Later Monday, after U.S. markets closed, Trump’s comments were described as less clear about timing, and Iran signaled it would determine the war’s end. An Iran Revolutionary Guard spokesperson said in response that “Iran will determine when the war ends,” and the report said Iran launched new attacks Tuesday at Israel and Gulf Arab countries.

One reason investors have tracked the war closely is the Strait of Hormuz. The report said the waterway was effectively blocked off Iran’s coast, with about a fifth of the world’s oil sailing through the region on a typical day, and that disruption has been a “central reason for extreme swings” in oil prices.

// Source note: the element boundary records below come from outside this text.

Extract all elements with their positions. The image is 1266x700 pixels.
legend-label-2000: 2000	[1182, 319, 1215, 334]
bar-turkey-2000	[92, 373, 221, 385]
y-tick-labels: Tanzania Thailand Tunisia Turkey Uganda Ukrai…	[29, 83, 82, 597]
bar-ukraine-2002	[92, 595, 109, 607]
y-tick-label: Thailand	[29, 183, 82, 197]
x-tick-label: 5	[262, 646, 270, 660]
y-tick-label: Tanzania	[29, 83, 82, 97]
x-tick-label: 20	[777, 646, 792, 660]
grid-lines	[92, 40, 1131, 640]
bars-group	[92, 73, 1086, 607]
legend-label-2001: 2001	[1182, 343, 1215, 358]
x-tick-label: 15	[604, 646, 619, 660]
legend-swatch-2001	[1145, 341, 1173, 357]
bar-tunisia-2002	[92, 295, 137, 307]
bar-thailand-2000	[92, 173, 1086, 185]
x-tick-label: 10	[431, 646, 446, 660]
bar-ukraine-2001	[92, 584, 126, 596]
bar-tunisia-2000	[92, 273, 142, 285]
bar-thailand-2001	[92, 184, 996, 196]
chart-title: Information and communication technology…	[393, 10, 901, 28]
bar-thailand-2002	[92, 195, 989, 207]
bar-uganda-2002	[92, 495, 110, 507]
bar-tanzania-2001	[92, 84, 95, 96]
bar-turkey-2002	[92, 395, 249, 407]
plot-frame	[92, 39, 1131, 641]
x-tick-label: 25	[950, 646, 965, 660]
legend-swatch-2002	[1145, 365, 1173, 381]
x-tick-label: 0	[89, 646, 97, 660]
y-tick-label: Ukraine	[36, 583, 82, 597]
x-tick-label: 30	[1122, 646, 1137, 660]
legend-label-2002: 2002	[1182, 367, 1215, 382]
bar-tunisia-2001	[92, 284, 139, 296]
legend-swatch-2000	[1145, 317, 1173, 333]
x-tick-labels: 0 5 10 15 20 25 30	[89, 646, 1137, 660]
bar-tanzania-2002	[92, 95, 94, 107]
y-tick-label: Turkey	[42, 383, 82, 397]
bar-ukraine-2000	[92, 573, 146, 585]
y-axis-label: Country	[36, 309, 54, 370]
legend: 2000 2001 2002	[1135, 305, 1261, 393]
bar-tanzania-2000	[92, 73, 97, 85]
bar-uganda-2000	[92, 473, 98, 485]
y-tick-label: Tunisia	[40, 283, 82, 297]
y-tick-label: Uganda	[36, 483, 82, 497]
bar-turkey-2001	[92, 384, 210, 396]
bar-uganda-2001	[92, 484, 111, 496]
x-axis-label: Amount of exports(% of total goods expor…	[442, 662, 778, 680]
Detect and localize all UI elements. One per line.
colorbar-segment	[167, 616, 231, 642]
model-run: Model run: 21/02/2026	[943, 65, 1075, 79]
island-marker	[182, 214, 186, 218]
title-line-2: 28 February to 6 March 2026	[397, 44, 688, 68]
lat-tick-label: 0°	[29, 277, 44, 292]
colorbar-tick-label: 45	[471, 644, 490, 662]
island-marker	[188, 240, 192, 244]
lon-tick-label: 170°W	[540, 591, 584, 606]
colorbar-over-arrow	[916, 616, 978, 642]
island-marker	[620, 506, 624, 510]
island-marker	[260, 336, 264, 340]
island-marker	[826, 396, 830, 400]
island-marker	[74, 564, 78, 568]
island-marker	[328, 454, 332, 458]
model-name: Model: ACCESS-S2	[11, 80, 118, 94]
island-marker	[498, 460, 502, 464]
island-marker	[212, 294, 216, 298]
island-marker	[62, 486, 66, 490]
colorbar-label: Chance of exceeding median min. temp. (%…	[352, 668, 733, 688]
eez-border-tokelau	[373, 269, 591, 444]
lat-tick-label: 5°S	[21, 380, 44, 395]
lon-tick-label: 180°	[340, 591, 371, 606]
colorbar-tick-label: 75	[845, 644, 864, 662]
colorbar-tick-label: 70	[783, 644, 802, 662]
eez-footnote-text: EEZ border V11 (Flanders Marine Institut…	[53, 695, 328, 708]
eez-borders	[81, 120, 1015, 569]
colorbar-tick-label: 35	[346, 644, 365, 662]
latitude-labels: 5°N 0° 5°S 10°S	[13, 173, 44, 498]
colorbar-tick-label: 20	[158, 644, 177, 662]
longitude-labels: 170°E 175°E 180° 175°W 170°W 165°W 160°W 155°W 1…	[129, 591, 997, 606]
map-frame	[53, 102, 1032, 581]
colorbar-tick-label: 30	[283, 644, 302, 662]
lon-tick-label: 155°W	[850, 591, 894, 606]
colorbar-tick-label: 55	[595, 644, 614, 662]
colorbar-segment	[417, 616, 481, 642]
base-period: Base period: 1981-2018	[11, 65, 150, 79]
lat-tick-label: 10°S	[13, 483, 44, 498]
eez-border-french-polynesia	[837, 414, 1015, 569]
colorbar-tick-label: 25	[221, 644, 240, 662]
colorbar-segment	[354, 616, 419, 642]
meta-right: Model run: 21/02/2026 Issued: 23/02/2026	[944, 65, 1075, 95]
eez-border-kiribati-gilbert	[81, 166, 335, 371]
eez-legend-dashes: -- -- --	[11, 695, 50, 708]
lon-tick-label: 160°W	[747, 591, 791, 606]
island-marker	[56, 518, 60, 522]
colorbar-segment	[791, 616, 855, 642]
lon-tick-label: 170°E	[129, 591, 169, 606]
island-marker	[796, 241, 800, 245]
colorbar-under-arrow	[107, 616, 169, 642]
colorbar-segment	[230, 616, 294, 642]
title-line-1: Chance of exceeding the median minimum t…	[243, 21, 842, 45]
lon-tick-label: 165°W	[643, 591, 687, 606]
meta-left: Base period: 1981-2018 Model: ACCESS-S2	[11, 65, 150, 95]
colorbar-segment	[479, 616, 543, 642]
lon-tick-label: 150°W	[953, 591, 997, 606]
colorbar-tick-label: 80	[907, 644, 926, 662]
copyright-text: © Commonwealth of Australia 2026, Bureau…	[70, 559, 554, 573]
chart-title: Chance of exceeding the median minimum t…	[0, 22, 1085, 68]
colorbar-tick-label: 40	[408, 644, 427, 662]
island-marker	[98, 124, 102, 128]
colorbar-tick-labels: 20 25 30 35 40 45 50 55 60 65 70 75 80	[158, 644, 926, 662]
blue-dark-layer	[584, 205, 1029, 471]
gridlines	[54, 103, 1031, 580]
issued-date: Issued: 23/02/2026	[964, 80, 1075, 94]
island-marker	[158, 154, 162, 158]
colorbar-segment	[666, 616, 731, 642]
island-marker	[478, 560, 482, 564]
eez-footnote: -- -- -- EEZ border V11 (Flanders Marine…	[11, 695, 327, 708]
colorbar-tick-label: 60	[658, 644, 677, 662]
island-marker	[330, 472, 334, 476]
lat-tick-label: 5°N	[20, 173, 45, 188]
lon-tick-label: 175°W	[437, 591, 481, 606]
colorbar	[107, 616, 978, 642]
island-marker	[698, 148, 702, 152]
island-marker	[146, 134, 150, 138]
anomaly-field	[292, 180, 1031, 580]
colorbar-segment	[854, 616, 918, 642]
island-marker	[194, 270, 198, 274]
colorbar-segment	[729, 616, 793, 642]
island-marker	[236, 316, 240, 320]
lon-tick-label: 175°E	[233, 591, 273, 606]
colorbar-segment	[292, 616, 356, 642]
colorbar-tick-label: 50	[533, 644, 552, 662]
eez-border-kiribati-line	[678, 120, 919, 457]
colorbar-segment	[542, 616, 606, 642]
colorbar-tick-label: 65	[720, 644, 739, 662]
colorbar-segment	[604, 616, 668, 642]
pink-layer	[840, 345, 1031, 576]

Trump also said in a late Monday social media posting that if Iran were to stop oil flowing through the Strait of Hormuz, it would face U.S. retaliation “TWENTY TIMES HARDER” than it had “thus far.” Investors quoted in the report framed the energy outlook as a binary outcome: Hakan Kaya, a senior portfolio manager at Neuberger Berman, said in the report that “Either the Strait of Hormuz reopens and you see a massive unwind of the risk premium,” or it stays shut, with “the largest supply disruption in modern history,” and that there is “no middle ground.”

The report also noted that uncertainty about oil staying high could translate into broader economic strain. It said the market’s concern includes pressure on household budgets already stretched by high inflation and higher fuel and stocking costs for companies, raising the possibility of “stagflation,” where growth stagnates while inflation stays high.

In individual equities, Vertex Pharmaceuticals rose 8.3% after reporting encouraging trends from a trial for a life-threatening form of kidney disease. West Pharmaceutical Services fell 5.7% after Eric Green said he would retire as CEO and chair once the board finds and hires his successor.

Outside the U.S., stock markets in Asia and Europe jumped as traders digested Trump’s late Monday remarks and Monday’s easing in oil prices. The report said indexes rose 5.3% in South Korea, 2.2% in Hong Kong and 1.8% in France, while Tokyo’s Nikkei 225 gained 2.9% after Japan released revised economic data showing the economy grew faster in the final quarter of last year than initially estimated; in bond markets, the 10-year Treasury yield rose to 4.15% from 4.12% late Monday.